Tsang’s own popularity has been slipping amid the wrangle over elections, polls show. On June 4, about 113,000 people attended a candlelight vigil to mark the 21st anniversary of the crackdown on pro-democracy demonstrators in Tiananmen Square, the largest number since 1989 according to police estimates.

Democracy Timetable

While Hong Kong has multiple political parties and more civil liberties than in mainland China, the central government controls the pace and direction of constitutional changes under the “one country, two systems” formula struck when Britain handed the territory back to China in 1997. The timetable for greater democracy was set by the National People’s Congress Standing Committee.

Eu is calling for universal suffrage in 2012, five years earlier than China’s plans for letting the public vote for the chief executive and eight years before planned direct elections of all LegCo members.

Two Ballots

The revised plan entails two ballots for each voter, one for the five new geographical constituencies and one for so- called functional constituencies, Tsang said today. Local district counselors would nominate candidates for the five functional constituency seats.

The revision “shows the government’s sincerity to promote progress in democracy in Hong Kong,” Tsang said.

The revised proposal is consistent with the Basic Law, the city’s mini constitution, Wong Yan Lung, the secretary for justice, said at the briefing.

Results of a random survey of 934 households conducted by the Hong Kong Transition project between June 4 and June 14 indicate a majority of the respondents “express dissatisfaction with the Chief Executive’s performance,” said Michael DeGolyer, a professor of government and international studies at Hong Kong Baptist University, who heads the study.

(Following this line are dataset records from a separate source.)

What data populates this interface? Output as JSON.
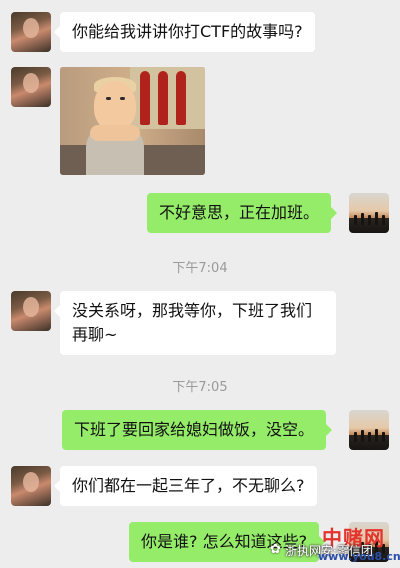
{
  "messages": [
    {
      "side": "left",
      "text": "你能给我讲讲你打CTF的故事吗?"
    },
    {
      "side": "left",
      "type": "image",
      "image_desc": "cartoon-image"
    },
    {
      "side": "right",
      "text": "不好意思，正在加班。"
    },
    {
      "side": "left",
      "text_line1": "没关系呀，那我等你，下班了我们",
      "text_line2": "再聊~"
    },
    {
      "side": "right",
      "text": "下班了要回家给媳妇做饭，没空。"
    },
    {
      "side": "left",
      "text": "你们都在一起三年了，不无聊么?"
    },
    {
      "side": "right",
      "text": "你是谁? 怎么知道这些?"
    }
  ],
  "timestamps": [
    "下午7:04",
    "下午7:05"
  ],
  "watermark": {
    "brand": "中赌网",
    "url": "www.you8.cn",
    "account": "浙执网安·零信团",
    "wechat_icon": "wechat-icon"
  },
  "colors": {
    "background": "#ededed",
    "incoming_bubble": "#ffffff",
    "outgoing_bubble": "#95ec69"
  }
}
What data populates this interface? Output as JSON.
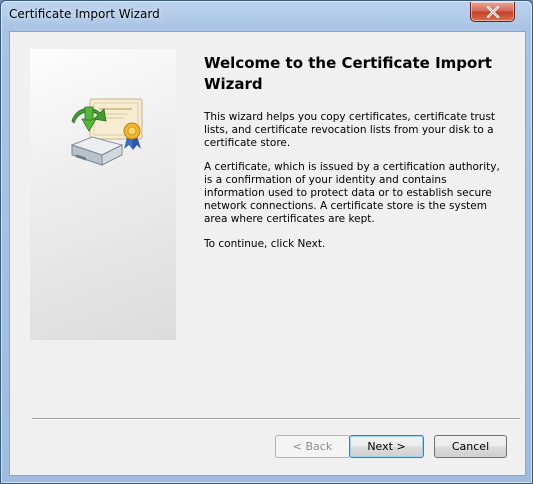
{
  "window": {
    "title": "Certificate Import Wizard"
  },
  "content": {
    "heading": "Welcome to the Certificate Import Wizard",
    "paragraph1": "This wizard helps you copy certificates, certificate trust lists, and certificate revocation lists from your disk to a certificate store.",
    "paragraph2": "A certificate, which is issued by a certification authority, is a confirmation of your identity and contains information used to protect data or to establish secure network connections. A certificate store is the system area where certificates are kept.",
    "paragraph3": "To continue, click Next."
  },
  "buttons": {
    "back": "< Back",
    "next": "Next >",
    "cancel": "Cancel"
  },
  "icons": {
    "close": "close-icon",
    "banner": "certificate-import-icon"
  },
  "colors": {
    "titlebar": "#a9c3e4",
    "close_button": "#c2412a",
    "client_background": "#f0f0f0",
    "default_button_border": "#3c7fb1"
  }
}
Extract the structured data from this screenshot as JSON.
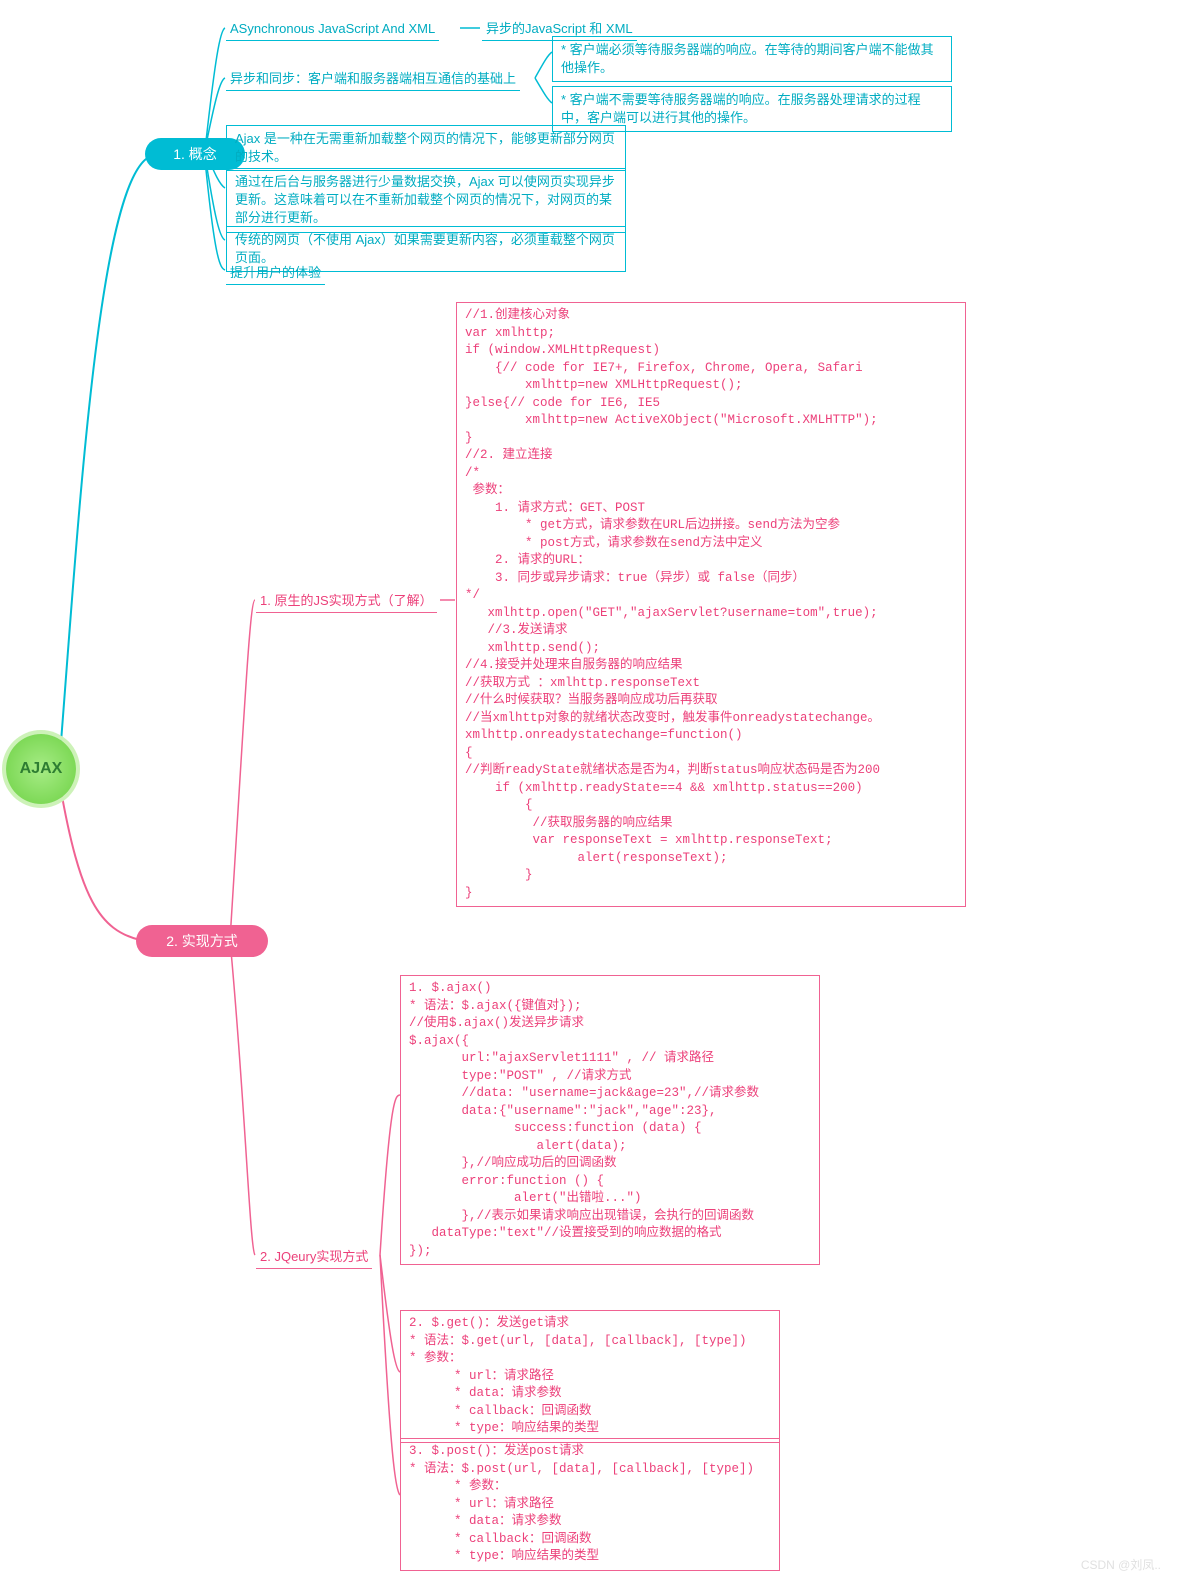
{
  "root": {
    "label": "AJAX"
  },
  "branch1": {
    "title": "1. 概念",
    "n1a": "ASynchronous JavaScript And XML",
    "n1b": "异步的JavaScript 和 XML",
    "n2": "异步和同步：客户端和服务器端相互通信的基础上",
    "n2a": "* 客户端必须等待服务器端的响应。在等待的期间客户端不能做其他操作。",
    "n2b": "* 客户端不需要等待服务器端的响应。在服务器处理请求的过程中，客户端可以进行其他的操作。",
    "n3": "Ajax 是一种在无需重新加载整个网页的情况下，能够更新部分网页的技术。",
    "n4": "通过在后台与服务器进行少量数据交换，Ajax 可以使网页实现异步更新。这意味着可以在不重新加载整个网页的情况下，对网页的某部分进行更新。",
    "n5": "传统的网页（不使用 Ajax）如果需要更新内容，必须重载整个网页页面。",
    "n6": "提升用户的体验"
  },
  "branch2": {
    "title": "2. 实现方式",
    "js_title": "1. 原生的JS实现方式（了解）",
    "js_code": "//1.创建核心对象\nvar xmlhttp;\nif (window.XMLHttpRequest)\n    {// code for IE7+, Firefox, Chrome, Opera, Safari\n        xmlhttp=new XMLHttpRequest();\n}else{// code for IE6, IE5\n        xmlhttp=new ActiveXObject(\"Microsoft.XMLHTTP\");\n}\n//2. 建立连接\n/*\n 参数：\n    1. 请求方式：GET、POST\n        * get方式，请求参数在URL后边拼接。send方法为空参\n        * post方式，请求参数在send方法中定义\n    2. 请求的URL：\n    3. 同步或异步请求：true（异步）或 false（同步）\n*/\n   xmlhttp.open(\"GET\",\"ajaxServlet?username=tom\",true);\n   //3.发送请求\n   xmlhttp.send();\n//4.接受并处理来自服务器的响应结果\n//获取方式 ：xmlhttp.responseText\n//什么时候获取？当服务器响应成功后再获取\n//当xmlhttp对象的就绪状态改变时，触发事件onreadystatechange。\nxmlhttp.onreadystatechange=function()\n{\n//判断readyState就绪状态是否为4，判断status响应状态码是否为200\n    if (xmlhttp.readyState==4 && xmlhttp.status==200)\n        {\n         //获取服务器的响应结果\n         var responseText = xmlhttp.responseText;\n               alert(responseText);\n        }\n}",
    "jq_title": "2. JQeury实现方式",
    "jq1": "1. $.ajax()\n* 语法：$.ajax({键值对});\n//使用$.ajax()发送异步请求\n$.ajax({\n       url:\"ajaxServlet1111\" , // 请求路径\n       type:\"POST\" , //请求方式\n       //data: \"username=jack&age=23\",//请求参数\n       data:{\"username\":\"jack\",\"age\":23},\n              success:function (data) {\n                 alert(data);\n       },//响应成功后的回调函数\n       error:function () {\n              alert(\"出错啦...\")\n       },//表示如果请求响应出现错误，会执行的回调函数\n   dataType:\"text\"//设置接受到的响应数据的格式\n});",
    "jq2": "2. $.get()：发送get请求\n* 语法：$.get(url, [data], [callback], [type])\n* 参数：\n      * url：请求路径\n      * data：请求参数\n      * callback：回调函数\n      * type：响应结果的类型",
    "jq3": "3. $.post()：发送post请求\n* 语法：$.post(url, [data], [callback], [type])\n      * 参数：\n      * url：请求路径\n      * data：请求参数\n      * callback：回调函数\n      * type：响应结果的类型"
  },
  "watermark": "CSDN @刘凤.."
}
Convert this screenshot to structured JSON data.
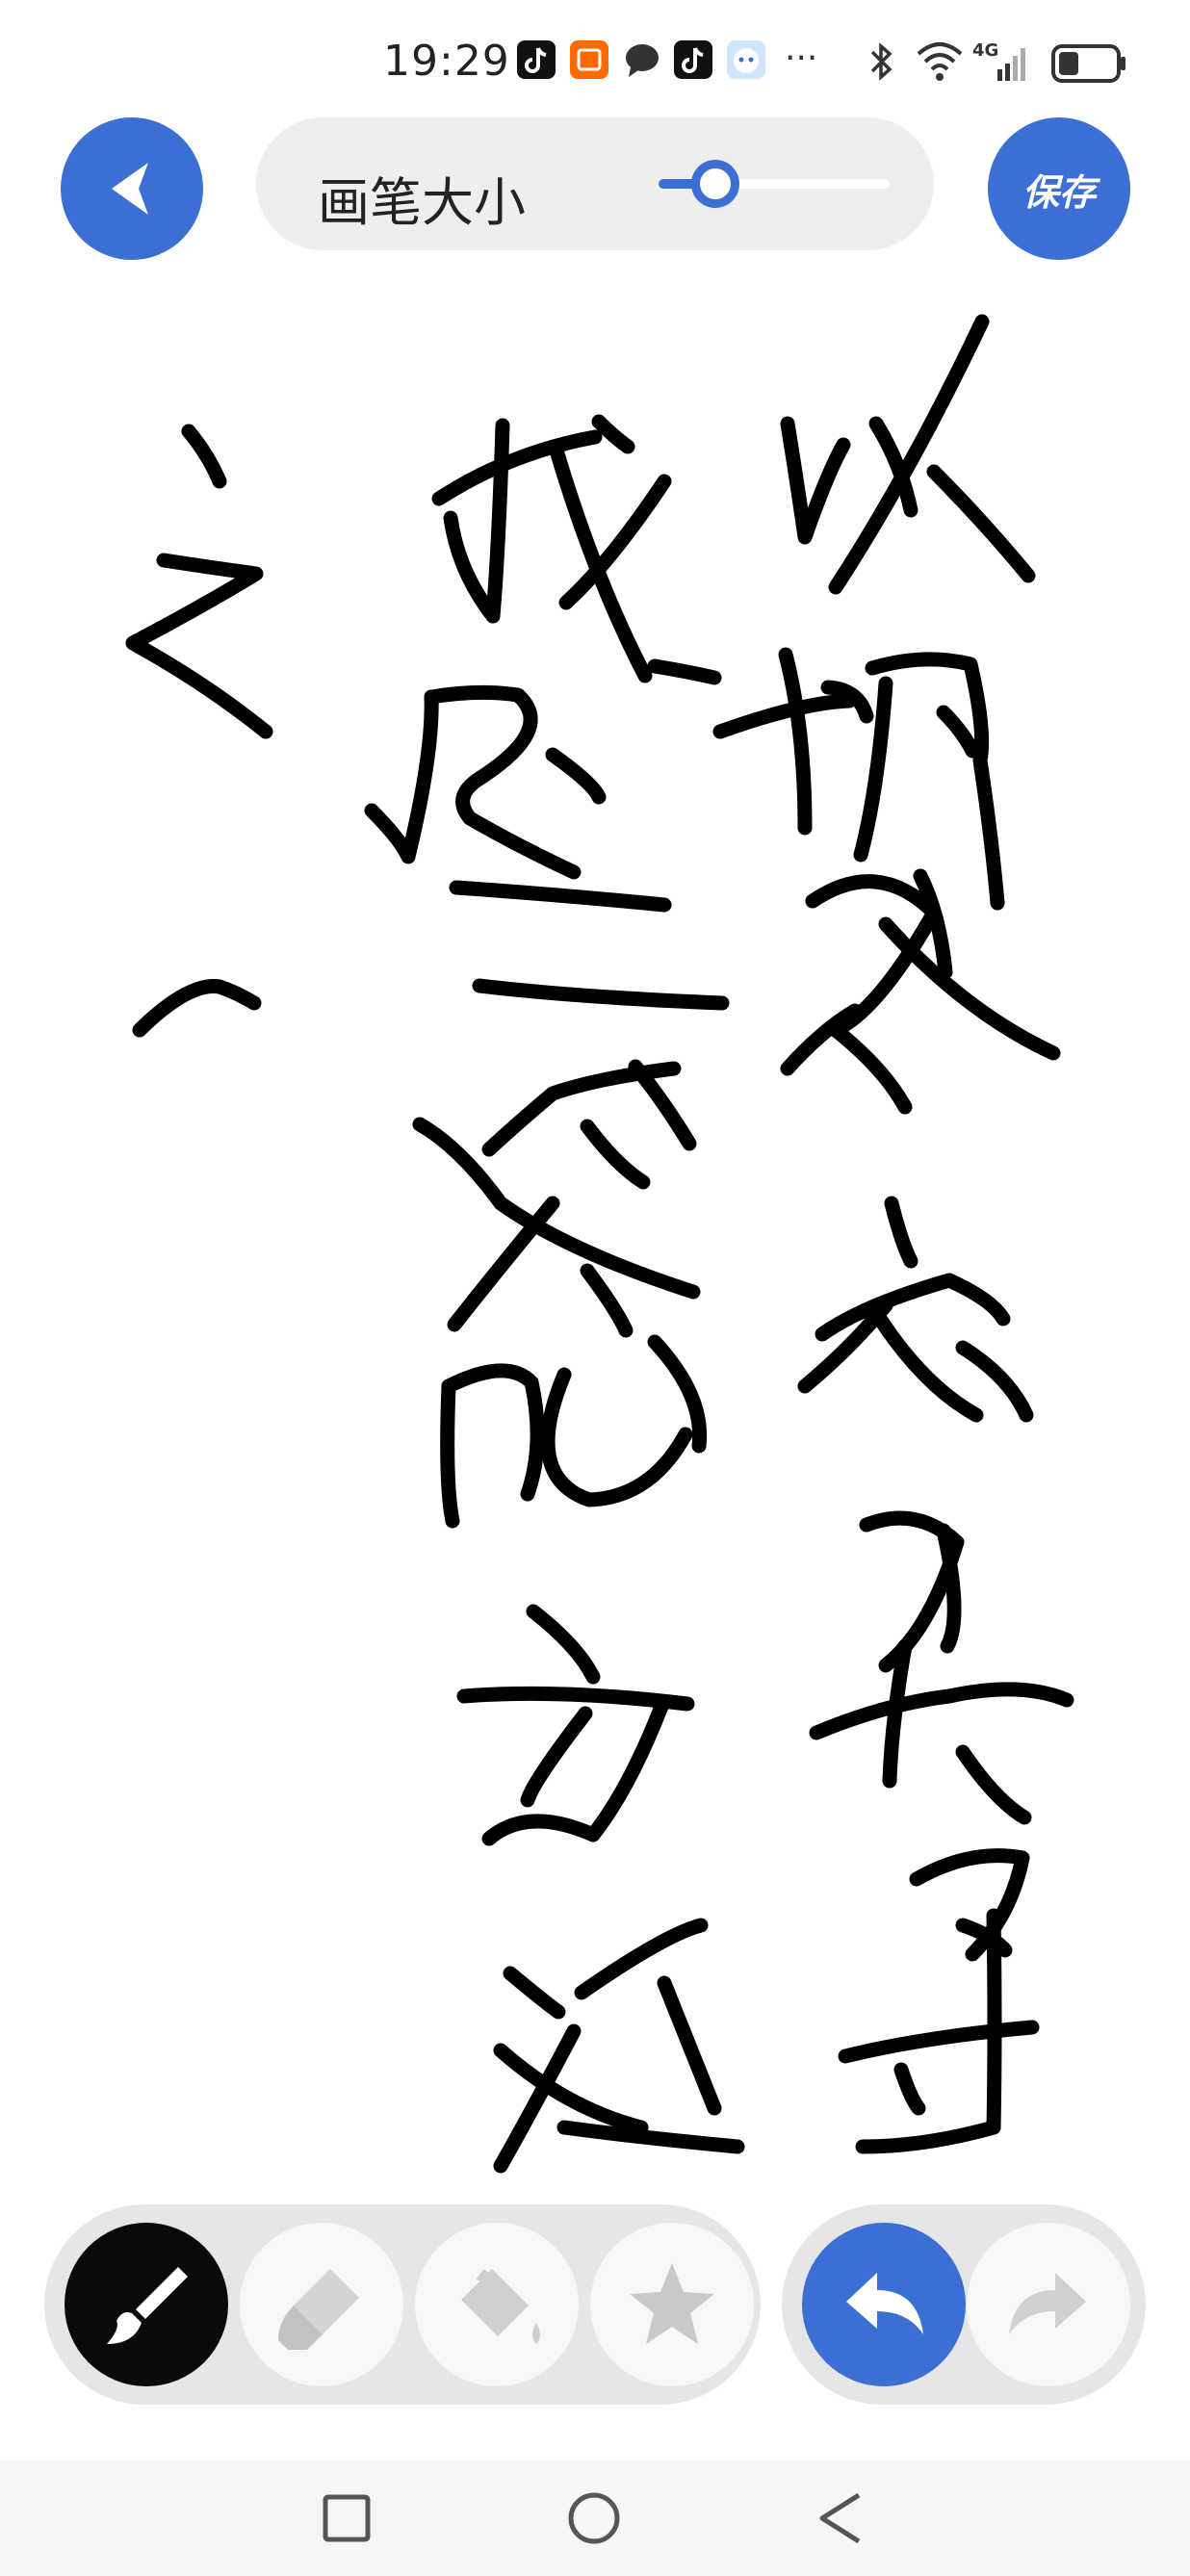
{
  "status_bar": {
    "time": "19:29",
    "app_icons": [
      "tiktok-icon",
      "taobao-icon",
      "message-icon",
      "tiktok-icon",
      "assistant-icon"
    ],
    "more": "···",
    "network": "4G",
    "battery_level": 0.35
  },
  "toolbar": {
    "back_icon": "back-arrow-icon",
    "brush_size_label": "画笔大小",
    "brush_size_value": 0.18,
    "save_label": "保存",
    "accent_color": "#3b6fd4"
  },
  "canvas": {
    "ink_color": "#000000",
    "background_color": "#ffffff"
  },
  "tools": {
    "items": [
      {
        "name": "brush-tool",
        "icon": "brush-icon",
        "selected": true
      },
      {
        "name": "eraser-tool",
        "icon": "eraser-icon",
        "selected": false
      },
      {
        "name": "fill-tool",
        "icon": "paint-bucket-icon",
        "selected": false
      },
      {
        "name": "stamp-tool",
        "icon": "star-icon",
        "selected": false
      }
    ],
    "history": [
      {
        "name": "undo-button",
        "icon": "undo-icon",
        "enabled": true
      },
      {
        "name": "redo-button",
        "icon": "redo-icon",
        "enabled": false
      }
    ]
  },
  "nav_bar": {
    "buttons": [
      "recent-apps-icon",
      "home-icon",
      "back-icon"
    ]
  }
}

Sixty-three percent of respondents favored the abolition of functional constituencies representing key industries such as banking, law and manufacturing. That’s up from 55 percent of those polled from May 6 to May 15.

“A lot of people are connecting the business domination of the functional constituencies with unfair policies they are experiencing,” said DeGolyer.

The number of people living in poverty in Hong Kong in the first nine months of last year rose 19 percent, the South China Morning Post reported May 12, citing government data.